Pasada la tormenta, el paisaje era aterrador, los árboles volvieron en sí, y asustados, se dieron cuenta que al defenderse del otro, lo único que habían conseguido era infringirse más daño, pues por eso este demonio era el señor de la ilusión, y entendieron que no tenía más poder que el que le habían concedido ellos mismos, mientras reinaba la confusion en la tormenta. Sus heridas se impregnaron en su corteza como tatuajes, pero las partes que habían sobrevivido estaban ya muy alejadas entre ellos, el daño fue demasiado grande y tendrían que continuar sus vidas desde una situación diferente, comenzando de nuevo para alcanzar si cabe parte del equilibrio del que siempre habían gozado.

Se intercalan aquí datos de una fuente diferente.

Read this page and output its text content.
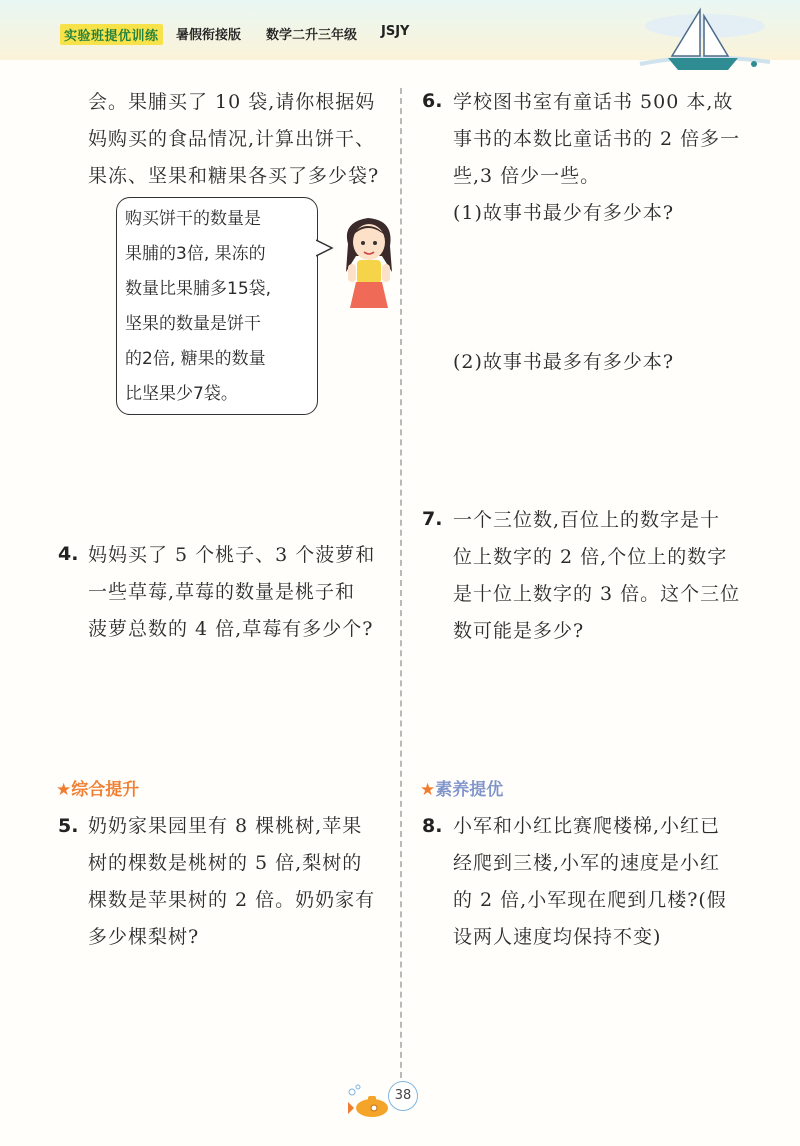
实验班提优训练	暑假衔接版 数学二升三年级 JSJY
会。果脯买了 10 袋,请你根据妈
妈购买的食品情况,计算出饼干、
果冻、坚果和糖果各买了多少袋?
购买饼干的数量是
果脯的3倍, 果冻的
数量比果脯多15袋,
坚果的数量是饼干
的2倍, 糖果的数量
比坚果少7袋。
4. 妈妈买了 5 个桃子、3 个菠萝和
一些草莓,草莓的数量是桃子和
菠萝总数的 4 倍,草莓有多少个?
★综合提升
5. 奶奶家果园里有 8 棵桃树,苹果
树的棵数是桃树的 5 倍,梨树的
棵数是苹果树的 2 倍。奶奶家有
多少棵梨树?
6. 学校图书室有童话书 500 本,故
事书的本数比童话书的 2 倍多一
些,3 倍少一些。
(1)故事书最少有多少本?
(2)故事书最多有多少本?
7. 一个三位数,百位上的数字是十
位上数字的 2 倍,个位上的数字
是十位上数字的 3 倍。这个三位
数可能是多少?
★素养提优
8. 小军和小红比赛爬楼梯,小红已
经爬到三楼,小军的速度是小红
的 2 倍,小军现在爬到几楼?(假
设两人速度均保持不变)
38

Y pese a que por ellos mismos se condenaron a verse desde lejos, hubo algo que se le escapó a Mara, y es que aunque había conseguido separarlos, debajo, sus raíces eran fuertes y si bien nunca se llegaron a tocar en superficie, sus raíces estaban más juntas, estaban fusionados los dos, comunicados y agarrados fuertemente, porque no habría fuerza en el universo para poder separar lo que un día se unió y allí en la profundidad seguía dormitando su fuerza y todos los dones, entre ellos el más compartido, el amor del uno para el otro, un poder ancestral que no moriría, y que encerraban con fuerza de gran sabiduría, las últimas palabras que Buda le dijo a su amadísimo discípulo Ananda mientras lloraba su muerte y se recostaba entre los sales gemelos.